Toni Roos an seine Frau Elisabeth, 25. Juni 1940

25.6.1940

Liebes Lieschen! deinen Brief mit vielem Dank erhalten. Und freue mich, daß es dir noch gut geht, was ich auch von mir behaupten kann. Gustav hat mir einen Brief geschrieben den ich dir einliegend zur gefl. Kenntnisnahme aushändige, kannst daraus ersehen, in welcher finanziellen Kalamität sich dein Sohn befunden hat. Haben gestern einen kleinen Abstecher nach Bernkastel gemacht und bei dieser Gelegenheit einen anständigen gehoben. Die Fahrt war herrlich. Im Anschluß daran hatten wir im Schloßkaffe einen Kameradschaftsabend von meiner Gruppe und haben zu 9 Mann 50,- Rm für das Rote Kreuz gesammelt. Um 1.35 Uhr haben wir den Waffenstillstand miterlebt und sind alsdann nach Hause geschaukelt. Hier in Trier ist soweit alles beim Alten geblieben. Fliegerangriffe haben wir keine mehr behabt. Unmengen von Truppen u. Endlose Züge von Gefangenen kommen hier durch, weiße u. farbige Franzosen in allen Farbtönen.

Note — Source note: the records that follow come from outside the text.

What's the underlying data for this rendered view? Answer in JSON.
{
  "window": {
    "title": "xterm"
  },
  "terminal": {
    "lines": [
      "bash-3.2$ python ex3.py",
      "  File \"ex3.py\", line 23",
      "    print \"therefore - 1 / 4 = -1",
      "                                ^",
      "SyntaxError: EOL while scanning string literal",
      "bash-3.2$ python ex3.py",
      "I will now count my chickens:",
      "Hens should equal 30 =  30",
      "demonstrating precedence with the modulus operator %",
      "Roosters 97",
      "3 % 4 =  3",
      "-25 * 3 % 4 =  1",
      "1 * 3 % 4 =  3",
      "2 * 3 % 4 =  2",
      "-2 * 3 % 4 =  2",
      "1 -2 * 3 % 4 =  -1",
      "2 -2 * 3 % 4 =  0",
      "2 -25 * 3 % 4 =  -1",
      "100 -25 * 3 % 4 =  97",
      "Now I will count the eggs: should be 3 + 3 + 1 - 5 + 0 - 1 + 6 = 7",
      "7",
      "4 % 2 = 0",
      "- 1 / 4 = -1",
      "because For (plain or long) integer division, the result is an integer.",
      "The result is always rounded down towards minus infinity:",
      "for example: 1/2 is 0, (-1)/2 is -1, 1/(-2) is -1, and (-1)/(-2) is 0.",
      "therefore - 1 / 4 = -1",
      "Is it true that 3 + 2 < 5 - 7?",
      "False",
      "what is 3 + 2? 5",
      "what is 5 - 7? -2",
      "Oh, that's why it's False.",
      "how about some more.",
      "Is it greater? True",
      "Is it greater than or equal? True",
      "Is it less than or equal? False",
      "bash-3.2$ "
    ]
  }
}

Die Gefangenen machen einen kaum beschreiblichen Eindruck. Die Weißen sind in furchtbar gedrückter Stimmung, die Farbigen sehen verängstigt aus und der ausgestandene Schrecken haftet noch ihrem Blick an. Gestern sprach ich mit einem unserer Techniker, welcher in Charleville war und das Gebiet der Schlacht durchfahren hatte. Er sagte es sei furchtbar. Die deutschen Gefallenen waren schon bestattet, aber die Franzosen lagen noch an manchen Stellen in Haufen übereinander, aufgedunsen von der Hitze zwischen zerstörten Kriegsmaterial und aufgequollenen Pferdekadavern. Es sei ein Geruch gewesen, den er nach 2 Tagen noch in der Nase hatte. Dörfer und Städte habe er durchfahren in welchen kein Stein mehr auf dem anderen stehe, eine Stätte des Grauens. Wir können nur froh sein, daß der Kampf nicht bei uns im Lande stattgefunden hat. Ich will ja nun nicht annehmen, daß es heute noch Leute gibt die dies statt dem Führer dem lieben Gott in die Schuhe schieben. Was einige Tage Urlaub von mir anbelangt, so habe ich beschlossen vom 12.-15. in deiner unmittelbaren Nähe zu verweilen. Teile mir bitte mit, ob diese Zeit in deinen Kalender passt. Gustav kommt auch in dieser Zeit für 14 Tage nach Hause. Rubidikabais dat gitt e Fais. Heute bin ich fruchtbar müde werde gleich in sämtliche Betten verschwinden. Du kannst dann Ende Juli mal ein paar Wochen nach hier kommen, wenn die Rasselbande in der Ernte ist. Voraussichtlich geht es Ende August Anfang September nach Antwerpen oder Ostende,

kann aber auch noch Oktober darüber werden. Habe zudem sehr schöne Sachen, die ich Dir demnächst mitbringen werde.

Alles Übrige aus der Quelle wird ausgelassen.